Making It Smart: With what we know about ESR’s principles outlined above, we can then transform this not smart question into a smart question! I’ve modified the question via inspect element in Chrome and made sure it envisions ESR’s conventions. See the newly transformed question below:

Screenshot of a Not Smart Question

We went over the red flags we’ve analyzed from the original question, highlighted the contradictions as outlined by ESR’s Smart Questions principles, and transformed this not-so-smart question into a very direct and clear question that technical readers can digest and solve smoothly. We’ve clarified the game engine and programming language in question for context, we’ve stated the overall objective of the problem (the author is enhancing user experience in his game), and provided a concise objective for the technical reader, as outlined by the imaginary code block. Notice the change of ambiguity and clarity between the former and the ladder? The ladder provides a concise, straightforward, and direct inquiry that is more productive to digest for our interested technical readers! We even provided a follow-up solution for our potential future readers, who will, one day, face the same problem as you had!

Evaluation

We, software engineers, have a rigorous methodology for crafting our nature of inquiries. We tend to craft our inquiries to maximize productive output, akin to how scientist utilize their methodology to produce productive results, or how historians methodically analyze past events to understand and interpret our world, we too approach our software engineering problems with a structured and analytical mindset.
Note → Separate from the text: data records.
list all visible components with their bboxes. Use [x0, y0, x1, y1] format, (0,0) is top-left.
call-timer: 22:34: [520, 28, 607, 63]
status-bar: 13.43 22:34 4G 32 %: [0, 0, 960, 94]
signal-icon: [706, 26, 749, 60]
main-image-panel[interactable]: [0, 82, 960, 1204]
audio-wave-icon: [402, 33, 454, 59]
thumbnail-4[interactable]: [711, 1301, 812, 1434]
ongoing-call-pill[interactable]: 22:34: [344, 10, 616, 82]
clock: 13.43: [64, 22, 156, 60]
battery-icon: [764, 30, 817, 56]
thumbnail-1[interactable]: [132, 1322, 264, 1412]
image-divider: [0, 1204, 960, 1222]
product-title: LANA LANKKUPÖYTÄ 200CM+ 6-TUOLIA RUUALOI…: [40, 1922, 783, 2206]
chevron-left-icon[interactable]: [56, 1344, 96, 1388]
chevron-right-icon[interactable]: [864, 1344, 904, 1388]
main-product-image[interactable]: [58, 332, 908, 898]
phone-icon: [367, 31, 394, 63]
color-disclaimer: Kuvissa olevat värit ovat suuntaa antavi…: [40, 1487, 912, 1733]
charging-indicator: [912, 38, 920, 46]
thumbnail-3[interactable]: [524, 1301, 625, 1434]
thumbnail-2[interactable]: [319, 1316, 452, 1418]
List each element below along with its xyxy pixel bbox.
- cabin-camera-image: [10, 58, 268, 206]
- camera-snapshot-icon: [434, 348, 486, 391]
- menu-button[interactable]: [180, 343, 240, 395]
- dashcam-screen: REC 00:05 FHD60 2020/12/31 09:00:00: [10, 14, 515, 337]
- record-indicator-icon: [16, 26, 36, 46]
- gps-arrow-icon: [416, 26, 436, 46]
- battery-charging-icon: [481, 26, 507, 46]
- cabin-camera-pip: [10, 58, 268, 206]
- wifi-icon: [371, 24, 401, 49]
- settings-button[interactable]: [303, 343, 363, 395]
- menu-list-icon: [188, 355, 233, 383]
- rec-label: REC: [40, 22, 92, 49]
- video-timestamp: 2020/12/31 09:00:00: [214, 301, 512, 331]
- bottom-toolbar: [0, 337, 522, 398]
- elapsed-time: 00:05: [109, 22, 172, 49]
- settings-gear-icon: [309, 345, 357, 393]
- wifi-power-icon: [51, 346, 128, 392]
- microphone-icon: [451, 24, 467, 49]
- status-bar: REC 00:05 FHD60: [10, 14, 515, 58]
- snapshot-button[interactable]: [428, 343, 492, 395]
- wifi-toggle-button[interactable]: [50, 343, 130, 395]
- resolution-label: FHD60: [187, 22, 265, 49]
When I first learned about ESR’s Smart Question Principles, I was quite amused by how deep the meta-process goes when doing software engineering. It’s not just designing and engineering software, but how to collaborate effectively during such technical processes. It’s one of those ‘people skills’ that fosters productivity and collaboration in a software project.

By adopting established guidelines like those set forth by Eric S. Raymond, we can generate high-quality questions that will result in high-quality solutions, making us more pragmatic and productive when engineering large and complex software systems.

Note: ChatGPT assisted with the summarization of How to Ask Questions The Smart Way and the filteration process between smart and not-smart questions.